Возможно, он видел в этом тактику, необходимую для выживания во времена, когда по всему Югу негров вешали и поджигали их дома. Для черного населения Америки это был очень тяжелый период. Томас Форчун, молодой чернокожий редактор нью-йоркской газеты «Глоб», в 1883 г. давал показания сенатскому Комитету по поводу положения негров в Соединенных Штатах. Он говорил о «повсеместной бедности», о предательстве со стороны правительства и о безнадежных попытках черных заняться самообразованием.
По словам Форчуна, средняя оплата труда негра на ферме составляла 50 центов в день. Обычно она выдавалась не в деньгах, а в «чеках», которые следовало использовать лишь в магазине, контролируемом плантатором, – и это была «система мошенничества». Чтобы получить средства под будущий урожай, чернокожий должен был пообещать отдать его магазину, а когда к концу года все складывалось вместе, он оказывался погрязшим в долгах. В результате весь собранный этим фермером урожай постоянно принадлежал кому-то другому, а сам он был привязан к земле, притом что учет велся плантаторами и лавочниками таким образом, чтобы негры были «обмануты и навеки оставались должниками». Что же касается мнимой лени, то: «Я удивлен, что большинство из них не ходит ни на рыбалку, ни на охоту и не шатается без дела».
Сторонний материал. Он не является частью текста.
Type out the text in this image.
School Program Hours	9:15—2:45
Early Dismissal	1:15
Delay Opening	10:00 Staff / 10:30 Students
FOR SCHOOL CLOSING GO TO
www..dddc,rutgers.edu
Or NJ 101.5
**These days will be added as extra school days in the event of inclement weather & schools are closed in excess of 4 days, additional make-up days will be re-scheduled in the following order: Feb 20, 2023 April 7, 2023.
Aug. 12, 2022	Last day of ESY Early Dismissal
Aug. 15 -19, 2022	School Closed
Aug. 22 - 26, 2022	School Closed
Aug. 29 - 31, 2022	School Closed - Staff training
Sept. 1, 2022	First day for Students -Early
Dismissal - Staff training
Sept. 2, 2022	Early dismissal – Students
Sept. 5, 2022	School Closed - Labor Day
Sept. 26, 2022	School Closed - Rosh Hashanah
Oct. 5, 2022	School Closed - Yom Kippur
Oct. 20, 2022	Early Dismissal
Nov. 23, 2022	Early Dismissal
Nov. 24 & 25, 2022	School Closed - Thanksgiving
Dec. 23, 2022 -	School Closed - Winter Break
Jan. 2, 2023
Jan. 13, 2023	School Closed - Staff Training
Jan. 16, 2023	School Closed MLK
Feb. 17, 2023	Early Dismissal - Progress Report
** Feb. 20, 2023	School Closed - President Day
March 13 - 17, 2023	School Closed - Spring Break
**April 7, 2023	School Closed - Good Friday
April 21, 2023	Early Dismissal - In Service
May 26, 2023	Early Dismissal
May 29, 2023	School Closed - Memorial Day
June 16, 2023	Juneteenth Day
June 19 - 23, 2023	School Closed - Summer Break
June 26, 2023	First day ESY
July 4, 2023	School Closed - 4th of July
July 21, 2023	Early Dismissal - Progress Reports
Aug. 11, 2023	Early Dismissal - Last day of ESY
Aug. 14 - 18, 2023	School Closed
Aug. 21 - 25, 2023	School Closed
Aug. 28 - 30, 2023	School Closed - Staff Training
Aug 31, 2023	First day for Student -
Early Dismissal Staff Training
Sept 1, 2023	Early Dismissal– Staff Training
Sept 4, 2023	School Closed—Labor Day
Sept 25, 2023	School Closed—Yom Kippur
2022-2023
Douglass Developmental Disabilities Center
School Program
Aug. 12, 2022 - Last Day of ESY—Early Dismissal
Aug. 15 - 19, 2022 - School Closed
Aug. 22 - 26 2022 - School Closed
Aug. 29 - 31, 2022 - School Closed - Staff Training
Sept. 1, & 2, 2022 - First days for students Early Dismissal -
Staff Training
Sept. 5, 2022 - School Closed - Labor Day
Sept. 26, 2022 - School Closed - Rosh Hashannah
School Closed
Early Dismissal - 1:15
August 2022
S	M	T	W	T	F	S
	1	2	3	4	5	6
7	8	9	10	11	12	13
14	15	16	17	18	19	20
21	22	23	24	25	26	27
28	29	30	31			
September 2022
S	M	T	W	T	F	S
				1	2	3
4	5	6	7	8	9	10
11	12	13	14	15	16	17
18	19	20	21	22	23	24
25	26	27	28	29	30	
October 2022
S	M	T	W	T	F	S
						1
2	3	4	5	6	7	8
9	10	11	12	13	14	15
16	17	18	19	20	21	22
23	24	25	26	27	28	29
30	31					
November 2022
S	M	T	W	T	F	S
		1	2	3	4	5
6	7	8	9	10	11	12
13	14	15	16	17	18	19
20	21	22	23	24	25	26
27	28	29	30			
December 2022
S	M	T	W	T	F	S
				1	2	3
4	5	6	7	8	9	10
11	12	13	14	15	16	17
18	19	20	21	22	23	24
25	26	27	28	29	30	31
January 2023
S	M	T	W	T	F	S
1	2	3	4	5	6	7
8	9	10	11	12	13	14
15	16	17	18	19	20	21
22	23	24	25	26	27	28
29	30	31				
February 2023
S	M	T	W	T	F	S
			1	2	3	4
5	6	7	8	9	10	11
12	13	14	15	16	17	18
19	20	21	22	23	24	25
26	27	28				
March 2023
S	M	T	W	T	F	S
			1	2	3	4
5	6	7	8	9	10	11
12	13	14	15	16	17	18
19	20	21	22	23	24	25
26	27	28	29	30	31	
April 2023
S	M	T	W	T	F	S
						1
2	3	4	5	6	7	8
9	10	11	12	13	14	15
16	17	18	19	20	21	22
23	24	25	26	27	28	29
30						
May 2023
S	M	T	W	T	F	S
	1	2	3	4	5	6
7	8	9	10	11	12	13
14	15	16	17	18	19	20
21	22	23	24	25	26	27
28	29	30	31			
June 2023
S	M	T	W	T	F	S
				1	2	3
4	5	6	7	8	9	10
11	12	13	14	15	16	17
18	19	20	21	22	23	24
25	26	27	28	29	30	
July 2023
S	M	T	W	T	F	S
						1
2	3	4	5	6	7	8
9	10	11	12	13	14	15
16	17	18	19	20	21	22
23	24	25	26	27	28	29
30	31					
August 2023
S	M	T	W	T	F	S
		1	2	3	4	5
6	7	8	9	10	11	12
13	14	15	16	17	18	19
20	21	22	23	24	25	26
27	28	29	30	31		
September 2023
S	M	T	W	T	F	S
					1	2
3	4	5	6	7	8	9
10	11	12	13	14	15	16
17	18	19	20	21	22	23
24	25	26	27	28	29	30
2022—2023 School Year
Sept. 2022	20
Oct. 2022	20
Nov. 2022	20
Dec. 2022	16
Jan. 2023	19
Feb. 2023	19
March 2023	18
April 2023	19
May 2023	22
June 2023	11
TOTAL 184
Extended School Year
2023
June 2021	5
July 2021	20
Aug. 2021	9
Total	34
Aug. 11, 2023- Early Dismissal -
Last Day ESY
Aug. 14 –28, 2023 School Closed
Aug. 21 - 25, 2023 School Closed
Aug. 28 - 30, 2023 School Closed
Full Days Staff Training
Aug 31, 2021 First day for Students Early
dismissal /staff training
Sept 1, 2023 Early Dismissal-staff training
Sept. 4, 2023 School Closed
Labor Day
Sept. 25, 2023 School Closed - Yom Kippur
Т. Форчун говорил о «пенитенциарной системе Юга, печально известной своими скованными общей цепью группами каторжников в кандалах… это служило устрашением для чернокожих и поставляло жертвы для подрядчиков, которые покупали у штата труд этих бедняг по стоимости песен, которые они пели… Белый, застреливший чернокожего, всегда выходил сухим из воды, в то время как негр, укравший поросенка, попадал в каторгу на 10 лет».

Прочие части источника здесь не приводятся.